C’est une silhouette qui s’est naturellement imposée dans les rues de Brest. Souvent emmitouflé dans son blouson de cuir, Thierry Richard photographie le temps et les gens qui passent, au jour le jour. Il marche « 12 km par jour, ce n’est pas beaucoup » et participe à toutes les manifestations culturelles et à tous les conflits sociaux. Son truc, ce sont les visages. Des visages d’hommes et de femmes, ici et là, heureux ou fatigués, en difficulté ou en fête. Au travail également. Aussi, « lorsque les travaux de la deuxième ligne de tramway » ont commencé, il s’est immédiatement concentré sur le travail de ces ouvriers, « ceux dont on parle à peine mais qui sont à la base de tout ». Qu’il ait travaillé « quinze ans dans les travaux publics » ne change pas grand chose aux choses. Thierry Richard aime profondément les gens, et ses photos le montrent pour lui.
Une nouvelle image
L’affaire n’a pas été facile. Au fil des mois, il s’est imposé comme un habitué des équipes qui changent le visage de la ville. « J’en avais marre de ne lire que des choses sur Cuillandre et l’argent quand on parle du prochain tramway », se plaint-il encore aujourd’hui. Je voulais juste reconnaître ces personnes dans leur travail. Il s’engage dans « Mon réseau s’agrandit », auprès de la société Colas. Les voyants sont passés très vite au vert, également parce que ce n’est pas une question d’argent.
« Il faut savoir que des équipes arrivent de loin pour construire ce tramway », raconte Thierry Richard, qui a rencontré sur place « des gens d’Amiens, de région parisienne », mais aussi un groupe de Roumains ou d’un Malien.
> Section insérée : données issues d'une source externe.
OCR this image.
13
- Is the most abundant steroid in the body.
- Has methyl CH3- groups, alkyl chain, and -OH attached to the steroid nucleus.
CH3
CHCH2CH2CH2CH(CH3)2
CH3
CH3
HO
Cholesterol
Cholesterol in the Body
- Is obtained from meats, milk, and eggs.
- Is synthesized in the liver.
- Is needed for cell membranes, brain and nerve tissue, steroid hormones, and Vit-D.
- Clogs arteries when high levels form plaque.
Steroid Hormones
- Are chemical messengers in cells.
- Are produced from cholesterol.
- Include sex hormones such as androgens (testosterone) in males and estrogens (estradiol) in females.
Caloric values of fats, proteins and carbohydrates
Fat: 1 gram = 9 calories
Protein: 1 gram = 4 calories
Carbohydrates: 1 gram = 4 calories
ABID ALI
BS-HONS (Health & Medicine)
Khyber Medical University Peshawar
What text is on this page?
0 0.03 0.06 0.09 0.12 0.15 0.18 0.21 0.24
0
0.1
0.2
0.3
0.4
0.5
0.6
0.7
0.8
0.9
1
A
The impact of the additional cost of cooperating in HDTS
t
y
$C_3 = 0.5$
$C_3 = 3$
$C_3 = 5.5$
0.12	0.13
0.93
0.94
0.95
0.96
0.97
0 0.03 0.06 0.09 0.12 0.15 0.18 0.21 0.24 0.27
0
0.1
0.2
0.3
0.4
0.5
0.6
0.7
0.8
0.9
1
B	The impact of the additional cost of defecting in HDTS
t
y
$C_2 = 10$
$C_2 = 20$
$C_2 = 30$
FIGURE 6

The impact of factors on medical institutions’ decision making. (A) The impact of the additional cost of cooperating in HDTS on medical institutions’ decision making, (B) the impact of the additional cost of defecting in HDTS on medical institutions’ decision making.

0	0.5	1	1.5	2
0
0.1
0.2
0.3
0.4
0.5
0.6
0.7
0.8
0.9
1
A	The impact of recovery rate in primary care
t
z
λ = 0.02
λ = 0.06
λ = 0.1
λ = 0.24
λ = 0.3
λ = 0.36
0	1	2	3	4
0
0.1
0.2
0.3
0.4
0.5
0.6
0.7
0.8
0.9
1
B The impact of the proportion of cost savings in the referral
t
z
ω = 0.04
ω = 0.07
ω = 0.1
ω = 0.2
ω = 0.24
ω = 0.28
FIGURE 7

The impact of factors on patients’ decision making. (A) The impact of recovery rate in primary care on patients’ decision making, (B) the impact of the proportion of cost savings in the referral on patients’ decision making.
Il multipliait les portraits, sympathisait. « Les gars, ils ne connaissent pas Brest. Alors, je leur demande de trouver le bar où ils pourront regarder le match, par exemple.
De fil en aiguille, Thierry Richard leur a offert leurs portraits, capturés dans la poussière et les soudures. « Il y a des retours inattendus et sympas. La femme de l’un d’eux m’a contacté pour avoir la photo de son mari, elle en était fière. Elle m’a dit que cela lui avait donné l’occasion de voir son partenaire sous un jour qu’elle ne connaissait pas.
Une idée « d’en bas »
Pour le moment, les portraits circulent ici et là, notamment sur ses pages Facebook. « Nous avons eu l’idée de prendre une photo pour une carte de vœux. Nous étions une centaine censés nous rencontrer, mais dehors, c’était orageux. Certains étaient déjà rentrés chez eux, d’autres ont terminé leur travail tardivement avant que le chantier ne soit interrompu pour les vacances.» L’opération, rendue impossible cette fois, sera sans doute réalisée en janvier, “pour remercier et frimer les Brestois”. Pour Thierry Richard, l’essentiel est de faire de cette promesse une réalité, commandée par personne d’autre que tous. Il en est certain : l’idée, la bonne, « vient souvent d’en bas, plus rarement d’en haut ».